By going back in time, he is trying to prevent the death of his girlfriend in a gruesome car accident while he was driving, but he does not seem to succeed.

41 is actually a pretty good time travel story, albeit with one plot problem: If you can only travel back, you create another copy of yourself every time you do it, and you really never come back to the present. This conundrum isn’t solved in this movie, but it has a pretty neat twist at the end that makes it a worthwhile story, so much so, that you’ll be tempted to want to watch it again to make sure what you saw was what actually happened.

The acting is poor, the production is skimpy, and the plot is full of major holes, but there is one hole in a bathroom in room 41 that makes it all worthwhile.

 

 

Movie Review: Alistair1918

It’s 2015 in Los Angeles. Poppy (Annie K. McVey) and her film crew are working on a documentary of homelessness in Los Angeles. As they walk the streets and parks where homeless people abound, they get approached by a man in an antique woolen brown uniform who speaks with an English accent. His name is Alistair (Guy Birtwhistle). He asks for their help. He is quick, in a nonchalant way, to tell his story: The last thing he remembers was being in the trenches in World War I in 1918, when a grenade hit. He flew through the air, and ended up landing on top of a shipping container in an industrial section of Los Angeles. He’s been here for a month and literally learned to live off the land, mostly by trapping squirrels in the park, which he roasts and eats.

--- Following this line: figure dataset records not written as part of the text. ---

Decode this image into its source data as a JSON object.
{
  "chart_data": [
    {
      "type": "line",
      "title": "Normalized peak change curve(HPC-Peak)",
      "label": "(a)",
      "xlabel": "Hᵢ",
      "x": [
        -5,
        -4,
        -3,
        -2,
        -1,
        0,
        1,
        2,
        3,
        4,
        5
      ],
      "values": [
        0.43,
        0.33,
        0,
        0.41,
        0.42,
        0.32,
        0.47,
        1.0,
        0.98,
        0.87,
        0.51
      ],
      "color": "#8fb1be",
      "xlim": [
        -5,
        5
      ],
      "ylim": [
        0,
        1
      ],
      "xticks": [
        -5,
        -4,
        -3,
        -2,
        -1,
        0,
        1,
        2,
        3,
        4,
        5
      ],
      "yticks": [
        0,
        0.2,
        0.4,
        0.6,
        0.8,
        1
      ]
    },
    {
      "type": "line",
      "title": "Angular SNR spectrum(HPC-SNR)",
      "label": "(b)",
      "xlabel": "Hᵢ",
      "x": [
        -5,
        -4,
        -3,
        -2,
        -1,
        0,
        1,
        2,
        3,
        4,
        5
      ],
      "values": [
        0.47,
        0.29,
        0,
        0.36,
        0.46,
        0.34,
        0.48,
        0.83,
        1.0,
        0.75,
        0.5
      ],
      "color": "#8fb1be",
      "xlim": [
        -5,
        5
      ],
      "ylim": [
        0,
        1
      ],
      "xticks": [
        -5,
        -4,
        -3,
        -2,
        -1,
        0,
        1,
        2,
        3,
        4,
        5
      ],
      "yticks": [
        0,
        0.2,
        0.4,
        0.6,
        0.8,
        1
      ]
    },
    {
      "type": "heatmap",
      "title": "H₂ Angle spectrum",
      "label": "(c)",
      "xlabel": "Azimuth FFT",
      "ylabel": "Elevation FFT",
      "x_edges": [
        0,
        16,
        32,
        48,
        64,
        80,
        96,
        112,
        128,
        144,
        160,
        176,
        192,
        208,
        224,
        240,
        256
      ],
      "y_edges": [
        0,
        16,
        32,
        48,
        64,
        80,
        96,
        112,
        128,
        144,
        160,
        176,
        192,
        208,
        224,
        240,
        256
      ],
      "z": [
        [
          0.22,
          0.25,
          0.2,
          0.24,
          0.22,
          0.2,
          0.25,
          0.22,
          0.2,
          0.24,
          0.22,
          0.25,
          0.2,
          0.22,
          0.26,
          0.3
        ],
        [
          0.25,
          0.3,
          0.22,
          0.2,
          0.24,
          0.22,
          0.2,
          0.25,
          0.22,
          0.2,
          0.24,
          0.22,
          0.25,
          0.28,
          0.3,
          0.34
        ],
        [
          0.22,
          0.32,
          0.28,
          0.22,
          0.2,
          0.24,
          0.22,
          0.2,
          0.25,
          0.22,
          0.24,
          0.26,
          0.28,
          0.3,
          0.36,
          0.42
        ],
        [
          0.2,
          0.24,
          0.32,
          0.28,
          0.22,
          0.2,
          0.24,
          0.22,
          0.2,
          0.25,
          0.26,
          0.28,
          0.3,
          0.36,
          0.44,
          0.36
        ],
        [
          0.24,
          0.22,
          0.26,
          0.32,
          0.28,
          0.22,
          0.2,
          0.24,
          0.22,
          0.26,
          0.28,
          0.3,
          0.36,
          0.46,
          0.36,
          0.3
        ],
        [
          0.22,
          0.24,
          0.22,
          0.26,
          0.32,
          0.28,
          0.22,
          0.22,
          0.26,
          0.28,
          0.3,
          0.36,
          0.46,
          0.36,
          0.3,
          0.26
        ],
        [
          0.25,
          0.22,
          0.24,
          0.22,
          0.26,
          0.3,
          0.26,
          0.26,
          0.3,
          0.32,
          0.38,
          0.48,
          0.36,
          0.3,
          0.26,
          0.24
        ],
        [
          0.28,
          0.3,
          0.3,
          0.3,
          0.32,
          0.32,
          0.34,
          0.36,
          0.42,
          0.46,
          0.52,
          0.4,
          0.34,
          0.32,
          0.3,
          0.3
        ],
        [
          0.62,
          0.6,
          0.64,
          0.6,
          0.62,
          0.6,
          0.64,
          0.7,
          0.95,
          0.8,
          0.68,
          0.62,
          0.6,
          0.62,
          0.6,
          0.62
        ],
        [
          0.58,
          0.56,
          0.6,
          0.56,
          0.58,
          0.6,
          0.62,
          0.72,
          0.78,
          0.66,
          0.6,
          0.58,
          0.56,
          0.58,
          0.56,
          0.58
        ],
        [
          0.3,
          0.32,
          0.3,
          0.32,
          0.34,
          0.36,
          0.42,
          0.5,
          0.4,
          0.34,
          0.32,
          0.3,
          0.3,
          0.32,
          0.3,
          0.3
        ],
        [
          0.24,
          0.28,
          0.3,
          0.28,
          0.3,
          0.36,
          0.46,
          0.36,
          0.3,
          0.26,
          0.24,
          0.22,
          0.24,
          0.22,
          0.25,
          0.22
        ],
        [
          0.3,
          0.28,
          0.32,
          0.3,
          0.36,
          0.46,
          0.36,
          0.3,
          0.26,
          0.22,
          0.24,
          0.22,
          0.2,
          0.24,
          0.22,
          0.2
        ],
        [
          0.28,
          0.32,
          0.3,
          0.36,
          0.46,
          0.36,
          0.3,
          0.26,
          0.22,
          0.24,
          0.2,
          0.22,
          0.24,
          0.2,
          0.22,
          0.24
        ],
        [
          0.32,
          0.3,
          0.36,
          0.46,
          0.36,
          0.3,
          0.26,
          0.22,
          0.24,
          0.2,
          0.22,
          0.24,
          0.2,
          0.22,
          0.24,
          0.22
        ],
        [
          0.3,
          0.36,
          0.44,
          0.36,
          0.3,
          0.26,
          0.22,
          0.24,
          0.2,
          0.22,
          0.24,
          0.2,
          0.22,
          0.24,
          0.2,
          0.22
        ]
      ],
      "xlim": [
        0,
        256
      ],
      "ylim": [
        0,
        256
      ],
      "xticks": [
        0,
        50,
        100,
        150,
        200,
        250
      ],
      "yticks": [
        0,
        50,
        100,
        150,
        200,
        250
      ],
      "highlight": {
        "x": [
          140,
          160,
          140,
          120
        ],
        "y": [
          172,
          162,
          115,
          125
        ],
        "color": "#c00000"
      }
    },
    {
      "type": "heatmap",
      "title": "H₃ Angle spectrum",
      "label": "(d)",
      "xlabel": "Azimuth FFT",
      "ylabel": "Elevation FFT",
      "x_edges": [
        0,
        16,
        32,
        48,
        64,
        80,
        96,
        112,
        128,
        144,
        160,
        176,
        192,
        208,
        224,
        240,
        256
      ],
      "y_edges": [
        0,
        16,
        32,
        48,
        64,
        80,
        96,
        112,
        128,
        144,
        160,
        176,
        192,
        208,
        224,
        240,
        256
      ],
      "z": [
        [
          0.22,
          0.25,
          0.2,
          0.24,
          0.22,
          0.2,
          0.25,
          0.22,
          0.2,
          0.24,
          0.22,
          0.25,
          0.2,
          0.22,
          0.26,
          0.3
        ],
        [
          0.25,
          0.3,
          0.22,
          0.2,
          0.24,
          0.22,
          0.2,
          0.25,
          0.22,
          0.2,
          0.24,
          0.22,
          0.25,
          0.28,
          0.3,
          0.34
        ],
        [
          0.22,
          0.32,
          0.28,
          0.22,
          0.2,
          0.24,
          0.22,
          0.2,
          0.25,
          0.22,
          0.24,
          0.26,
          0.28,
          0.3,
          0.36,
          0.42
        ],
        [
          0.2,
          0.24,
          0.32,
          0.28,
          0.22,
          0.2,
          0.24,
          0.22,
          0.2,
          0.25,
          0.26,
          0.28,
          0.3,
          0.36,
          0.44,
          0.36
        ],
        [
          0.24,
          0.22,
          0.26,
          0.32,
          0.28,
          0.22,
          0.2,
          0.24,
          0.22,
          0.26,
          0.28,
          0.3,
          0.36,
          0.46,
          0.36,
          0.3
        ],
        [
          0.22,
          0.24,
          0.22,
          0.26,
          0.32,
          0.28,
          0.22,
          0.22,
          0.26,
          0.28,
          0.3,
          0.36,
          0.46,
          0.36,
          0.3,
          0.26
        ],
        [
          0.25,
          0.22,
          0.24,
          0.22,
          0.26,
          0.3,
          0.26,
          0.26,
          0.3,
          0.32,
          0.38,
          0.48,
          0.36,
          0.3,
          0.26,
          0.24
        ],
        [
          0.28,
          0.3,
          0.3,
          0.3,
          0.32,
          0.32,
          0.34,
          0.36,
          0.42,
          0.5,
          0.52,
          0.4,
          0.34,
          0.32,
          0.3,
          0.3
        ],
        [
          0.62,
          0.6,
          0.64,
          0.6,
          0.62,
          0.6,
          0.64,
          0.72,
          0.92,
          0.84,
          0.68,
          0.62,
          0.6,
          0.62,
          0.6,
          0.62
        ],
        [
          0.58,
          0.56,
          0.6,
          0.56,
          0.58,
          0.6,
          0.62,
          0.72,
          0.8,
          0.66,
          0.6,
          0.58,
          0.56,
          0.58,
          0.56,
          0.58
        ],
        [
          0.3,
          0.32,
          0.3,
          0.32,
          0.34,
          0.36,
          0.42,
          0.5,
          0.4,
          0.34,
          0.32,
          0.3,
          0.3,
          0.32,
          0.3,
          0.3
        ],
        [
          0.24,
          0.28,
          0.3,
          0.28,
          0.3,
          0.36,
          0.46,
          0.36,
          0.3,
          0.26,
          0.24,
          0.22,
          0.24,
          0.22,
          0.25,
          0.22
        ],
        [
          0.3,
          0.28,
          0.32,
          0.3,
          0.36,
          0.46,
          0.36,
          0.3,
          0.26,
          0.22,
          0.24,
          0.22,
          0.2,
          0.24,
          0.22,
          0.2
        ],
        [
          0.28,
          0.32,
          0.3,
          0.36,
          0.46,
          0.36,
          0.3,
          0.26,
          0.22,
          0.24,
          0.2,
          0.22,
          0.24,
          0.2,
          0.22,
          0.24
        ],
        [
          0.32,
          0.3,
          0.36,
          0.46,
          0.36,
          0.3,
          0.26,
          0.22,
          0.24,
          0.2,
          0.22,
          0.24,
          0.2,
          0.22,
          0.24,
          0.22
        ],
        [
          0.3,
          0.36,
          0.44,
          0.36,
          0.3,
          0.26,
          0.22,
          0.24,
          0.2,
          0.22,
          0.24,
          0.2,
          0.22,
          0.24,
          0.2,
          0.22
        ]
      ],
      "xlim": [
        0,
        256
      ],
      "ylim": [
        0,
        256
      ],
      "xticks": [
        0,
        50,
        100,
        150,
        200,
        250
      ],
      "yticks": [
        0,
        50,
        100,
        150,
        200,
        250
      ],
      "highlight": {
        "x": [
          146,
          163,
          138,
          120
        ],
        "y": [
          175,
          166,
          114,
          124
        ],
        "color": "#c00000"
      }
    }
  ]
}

He has a wife and a life in 1918, and he wants to get back. The film crew has a hard time believing him, and for the most part think he is a mentally ill person with a fantastic imagination. Only Poppy wants to believe him. She starts taking him in and tries to help him on his journey back.

Alistair1918 is a simple time travel story with an unlikely and far-fetched plot. But it works. Alistair acts like a man catapulted 100 years into the future, although he picks up modern skills astonishingly quickly. He seems to teach himself typing and learning how to use a computer and the Internet in record time. Cameras seem to come naturally to him. He is an excellent map reader and he seems to be able to figure calculations on the movement of worm holes (which are needed for time travel) very quickly. While the time travel technology is somewhat hokey, it works in this movie. The ending is surprisingly satisfying.

This is definitely a low-budget film, and as such quite successful. It was completed in 2015. Guy Birtwhistle wrote and produced the movie, and also starred as the male lead, Alistair. Annie K. McVey directed the movie, and also starred as the female lead, Poppy. With only a handful other actors, and very simple scenery, I would say Alistair 1918 is a successful, quirky, but enjoyable time travel movie.